Quase seis anos depois de ter aprovado a compra do edifício que acolheu, entre 1920 e 2002, a Confiança, fábrica de sabonetes e de outros produtos cosméticos, a Câmara Municipal de Braga está prestes a reverter a decisão. Em Novembro de 2011, a autarquia, então presidida pelo socialista Mesquita Machado, aprovou a compra do imóvel à então proprietária, a empresa Urbinews, e concretizou-a por 3,5 milhões de euros, no final de 2012. Nesta quarta-feira, a maioria liderada por Ricardo Rio – sete dos 11 vereadores são da coligação PSD/CDS-PP/PPM - vai propor a venda do edifício hoje degradado por 3,9 milhões.

Esta decisão surge precisamente um ano depois de ter sido lançada a possibilidade do município vender a Confiança.
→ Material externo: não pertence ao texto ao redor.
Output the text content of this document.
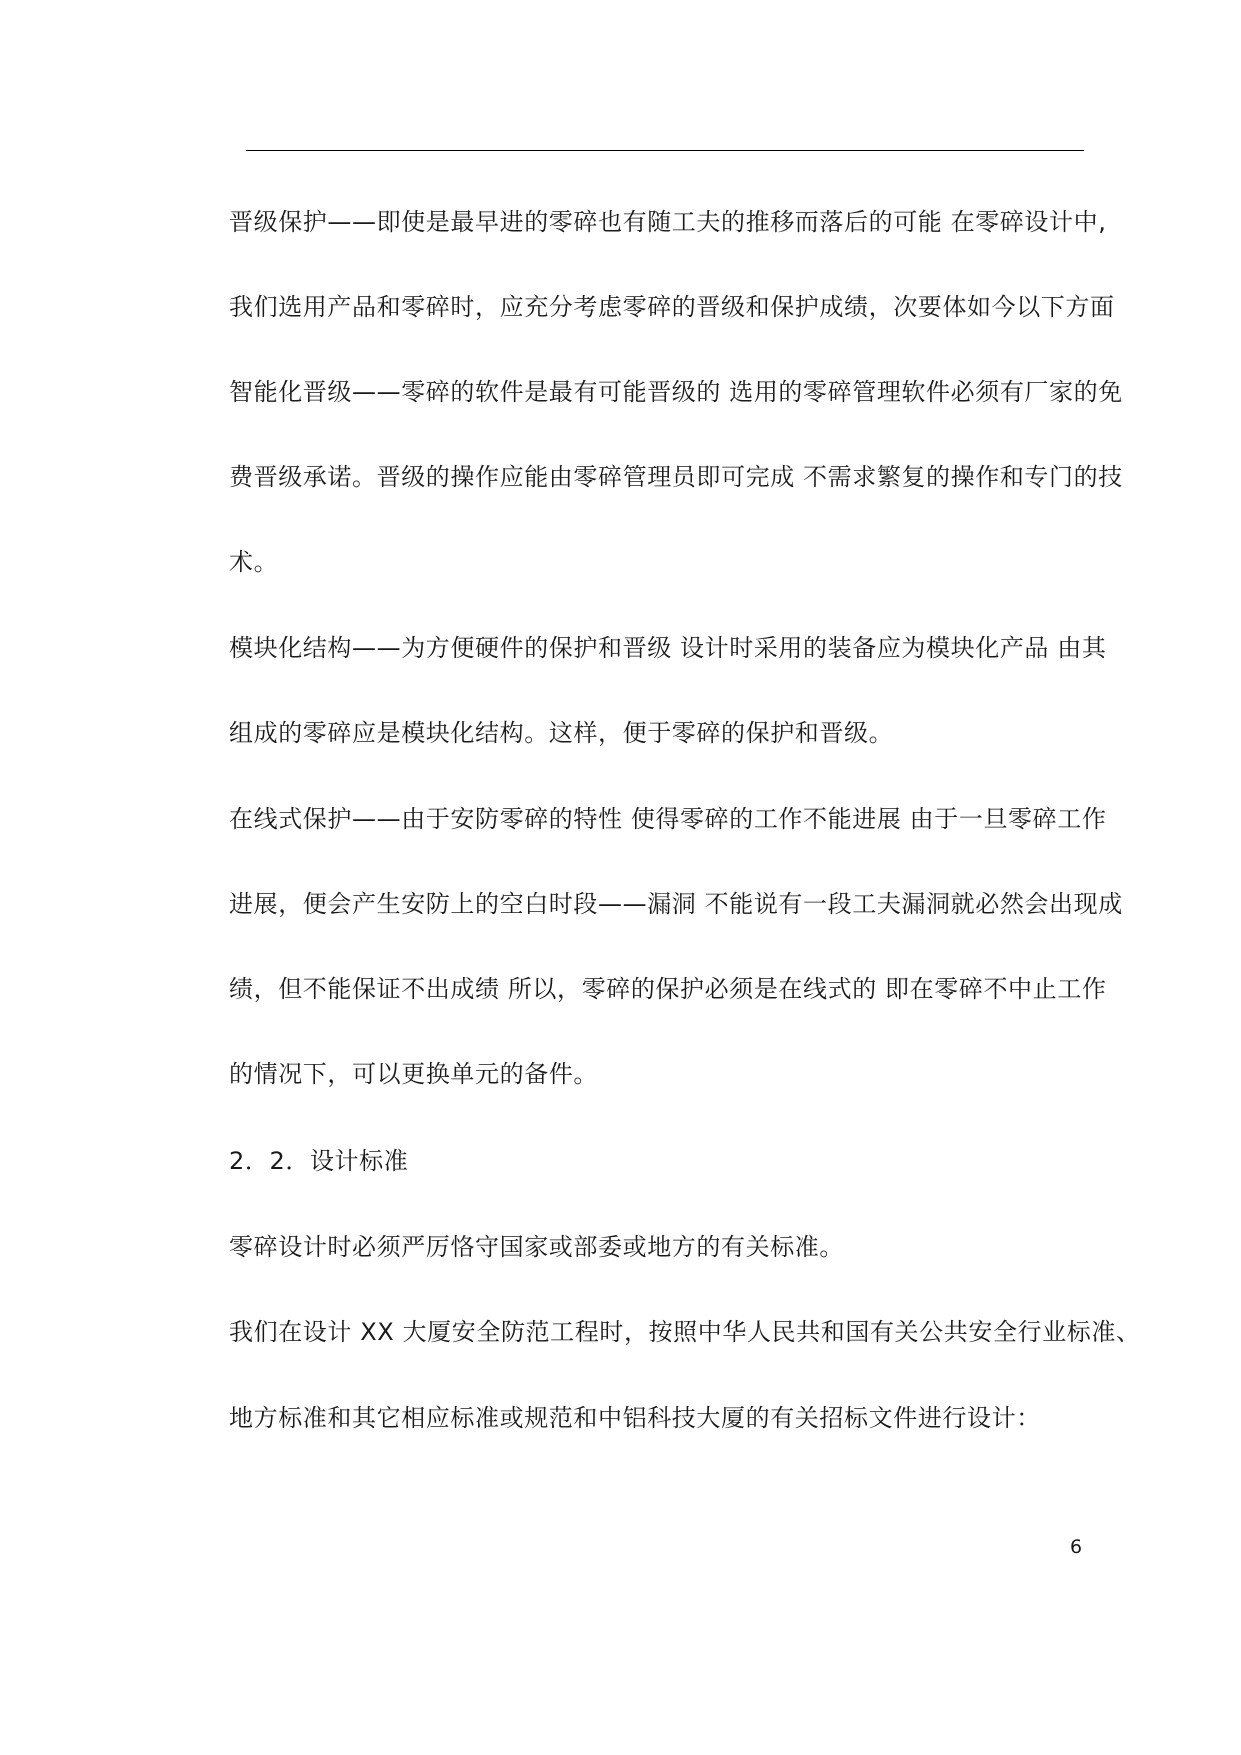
晋级保护——即使是最早进的零碎也有随工夫的推移而落后的可能 在零碎设计中,
我们选用产品和零碎时，应充分考虑零碎的晋级和保护成绩，次要体如今以下方面
智能化晋级——零碎的软件是最有可能晋级的 选用的零碎管理软件必须有厂家的免
费晋级承诺。晋级的操作应能由零碎管理员即可完成 不需求繁复的操作和专门的技
术。
模块化结构——为方便硬件的保护和晋级 设计时采用的装备应为模块化产品 由其
组成的零碎应是模块化结构。这样，便于零碎的保护和晋级。
在线式保护——由于安防零碎的特性 使得零碎的工作不能进展 由于一旦零碎工作
进展，便会产生安防上的空白时段——漏洞 不能说有一段工夫漏洞就必然会出现成
绩，但不能保证不出成绩 所以，零碎的保护必须是在线式的 即在零碎不中止工作
的情况下，可以更换单元的备件。
2．2．设计标准
零碎设计时必须严厉恪守国家或部委或地方的有关标准。
我们在设计 XX 大厦安全防范工程时，按照中华人民共和国有关公共安全行业标准、
地方标准和其它相应标准或规范和中铝科技大厦的有关招标文件进行设计：
6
Num comunicado emitido no domingo anterior, o autarca social-democrata dá as mesmas razões de Setembro de 2017 para a alienação: a falta de dinheiro, depois da aplicação dos fundos comunitários nas requalificações do Forum Braga e do mercado municipal, e a garantia da preservação da memória da fábrica, com a criação do núcleo museológico da fábrica e a “manutenção da componente arquitectónica”.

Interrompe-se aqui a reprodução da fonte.